Hi,
Have had a think about this. As you know there's currently no way to
do the count guard with TMSU. One thought I've had for a while is
automatic tags based upon file meta-data so, for example, all files
might gain an automatic 'size' tag of the file-size as its value,
images may gain 'width' and 'height' tags, &c. Along those lines it
would be possible to have a dynamic 'tagCount' tag which describes how
many tags a file has that could then be used in queries.
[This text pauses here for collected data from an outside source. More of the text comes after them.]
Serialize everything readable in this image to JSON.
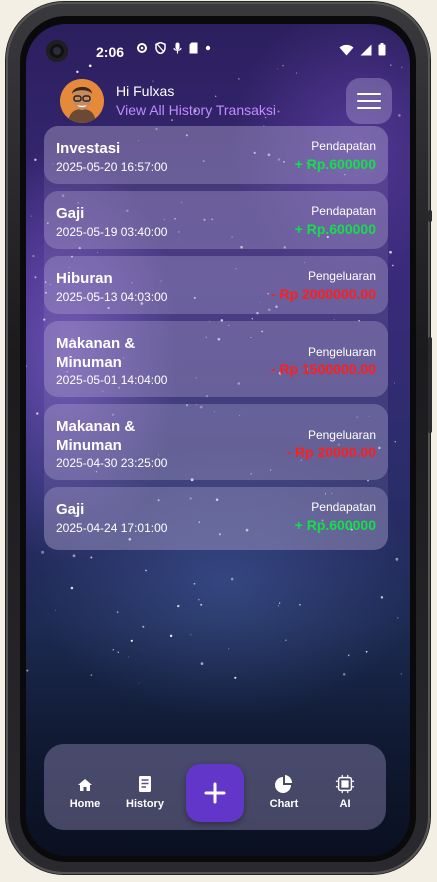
{
  "status_bar": {
    "time": "2:06"
  },
  "header": {
    "greeting": "Hi Fulxas",
    "subtitle": "View All History Transaksi"
  },
  "transactions": [
    {
      "category": "Investasi",
      "datetime": "2025-05-20 16:57:00",
      "type": "Pendapatan",
      "amount": "+ Rp.600000",
      "color": "#12e04a"
    },
    {
      "category": "Gaji",
      "datetime": "2025-05-19 03:40:00",
      "type": "Pendapatan",
      "amount": "+ Rp.600000",
      "color": "#12e04a"
    },
    {
      "category": "Hiburan",
      "datetime": "2025-05-13 04:03:00",
      "type": "Pengeluaran",
      "amount": "- Rp 2000000.00",
      "color": "#ff1e1e"
    },
    {
      "category": "Makanan & Minuman",
      "datetime": "2025-05-01 14:04:00",
      "type": "Pengeluaran",
      "amount": "- Rp 1500000.00",
      "color": "#ff1e1e"
    },
    {
      "category": "Makanan & Minuman",
      "datetime": "2025-04-30 23:25:00",
      "type": "Pengeluaran",
      "amount": "- Rp 20000.00",
      "color": "#ff1e1e"
    },
    {
      "category": "Gaji",
      "datetime": "2025-04-24 17:01:00",
      "type": "Pendapatan",
      "amount": "+ Rp.600000",
      "color": "#12e04a"
    }
  ],
  "nav": {
    "home": "Home",
    "history": "History",
    "chart": "Chart",
    "ai": "AI",
    "add_icon": "plus-icon"
  },
  "colors": {
    "income": "#12e04a",
    "expense": "#ff1e1e",
    "accent": "#6236c8",
    "link": "#c08cff"
  }
}
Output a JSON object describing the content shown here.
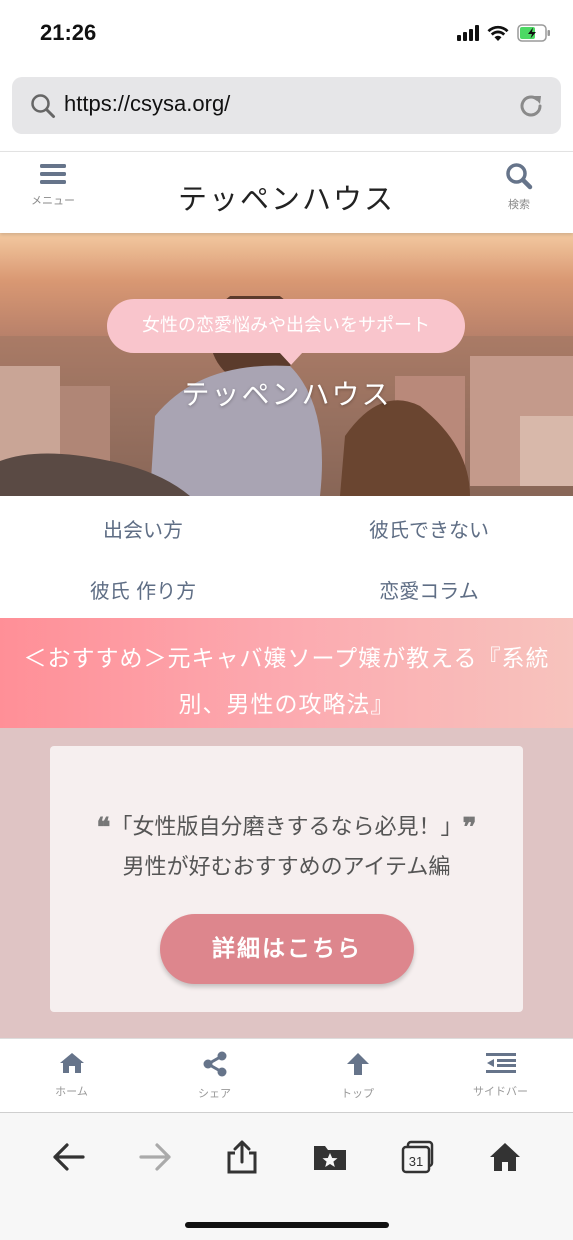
{
  "status_bar": {
    "time": "21:26"
  },
  "browser": {
    "url": "https://csysa.org/"
  },
  "header": {
    "title": "テッペンハウス",
    "menu_label": "メニュー",
    "search_label": "検索"
  },
  "hero": {
    "tagline": "女性の恋愛悩みや出会いをサポート",
    "site_name": "テッペンハウス"
  },
  "nav": {
    "items": [
      "出会い方",
      "彼氏できない",
      "彼氏 作り方",
      "恋愛コラム"
    ]
  },
  "banner": {
    "line1": "＜おすすめ＞元キャバ嬢ソープ嬢が教える『系統",
    "line2": "別、男性の攻略法』"
  },
  "card": {
    "quote_line1": "「女性版自分磨きするなら必見！」",
    "quote_line2": "男性が好むおすすめのアイテム編",
    "button": "詳細はこちら"
  },
  "footer_nav": {
    "home": "ホーム",
    "share": "シェア",
    "top": "トップ",
    "sidebar": "サイドバー"
  },
  "toolbar": {
    "tabs_count": "31"
  },
  "colors": {
    "accent_pink": "#f9c5cc",
    "button_pink": "#dd868d",
    "section_bg": "#dfc4c4",
    "nav_text": "#5f6e85",
    "icon_gray": "#66748a"
  }
}
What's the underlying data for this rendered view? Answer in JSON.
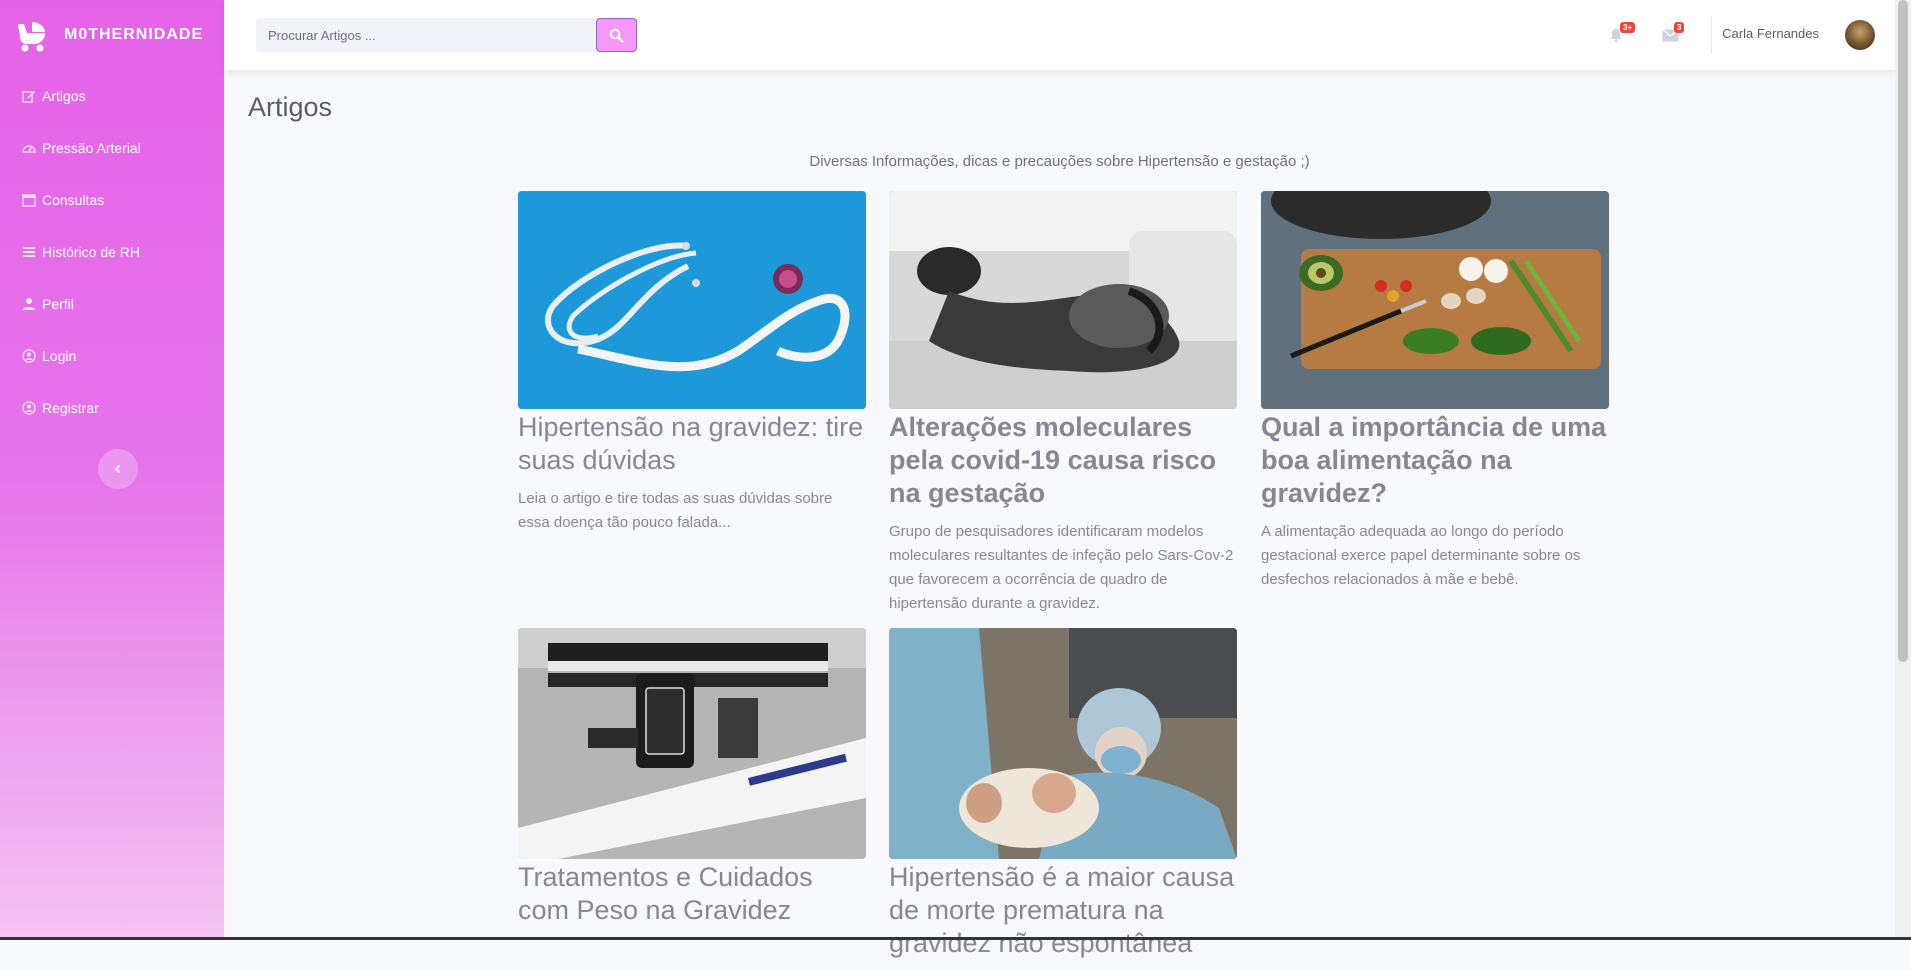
{
  "app": {
    "brand_name": "M0THERNIDADE"
  },
  "sidebar": {
    "items": [
      {
        "label": "Artigos",
        "icon": "edit-icon"
      },
      {
        "label": "Pressão Arterial",
        "icon": "tachometer-icon"
      },
      {
        "label": "Consultas",
        "icon": "calendar-icon"
      },
      {
        "label": "Histórico de RH",
        "icon": "list-icon"
      },
      {
        "label": "Perfil",
        "icon": "user-icon"
      },
      {
        "label": "Login",
        "icon": "user-circle-icon"
      },
      {
        "label": "Registrar",
        "icon": "user-circle-icon"
      }
    ]
  },
  "topbar": {
    "search_placeholder": "Procurar Artigos ...",
    "alerts_badge": "3+",
    "messages_badge": "3",
    "username": "Carla Fernandes"
  },
  "main": {
    "title": "Artigos",
    "subtitle": "Diversas Informações, dicas e precauções sobre Hipertensão e gestação ;)",
    "articles": [
      {
        "title": "Hipertensão na gravidez: tire suas dúvidas",
        "description": "Leia o artigo e tire todas as suas dúvidas sobre essa doença tão pouco falada..."
      },
      {
        "title": "Alterações moleculares pela covid-19 causa risco na gestação",
        "description": "Grupo de pesquisadores identificaram modelos moleculares resultantes de infeção pelo Sars-Cov-2 que favorecem a ocorrência de quadro de hipertensão durante a gravidez."
      },
      {
        "title": "Qual a importância de uma boa alimentação na gravidez?",
        "description": "A alimentação adequada ao longo do período gestacional exerce papel determinante sobre os desfechos relacionados à mãe e bebê."
      },
      {
        "title": "Tratamentos e Cuidados com Peso na Gravidez",
        "description": ""
      },
      {
        "title": "Hipertensão é a maior causa de morte prematura na gravidez não espontânea",
        "description": ""
      }
    ]
  },
  "colors": {
    "sidebar_top": "#e563e8",
    "sidebar_bottom": "#f3c4f2",
    "search_button": "#f598f7",
    "badge": "#e74a3b"
  }
}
I do worry this sort of stuff would put a large processing overhead on
queries, especially on large databases. For example, a query of
'tagCount == 3' would require either calculating, on the fly, the tag
count for every file or would have to be converted to the equivalent
SQL.
Regarding exact tag set matching, that sounds possible with the
addition of an '--exact' option to the 'files' subcommand, which
would instruct it only to match files that have the exact tags
specified. Is this a common scenario though? In what sort of
situations would one care that a file doesn't have, additionally,
other tags?
Finally limiting the queries to a set of specific files. This can be
done already using the --path option but it would have to be done on a
single path at a time (fine if your files are all under a directory
but not possible in a single invocation otherwise). I guess it would
be straightforward to add an option to match against a set of paths.
Again, in what situation is this useful?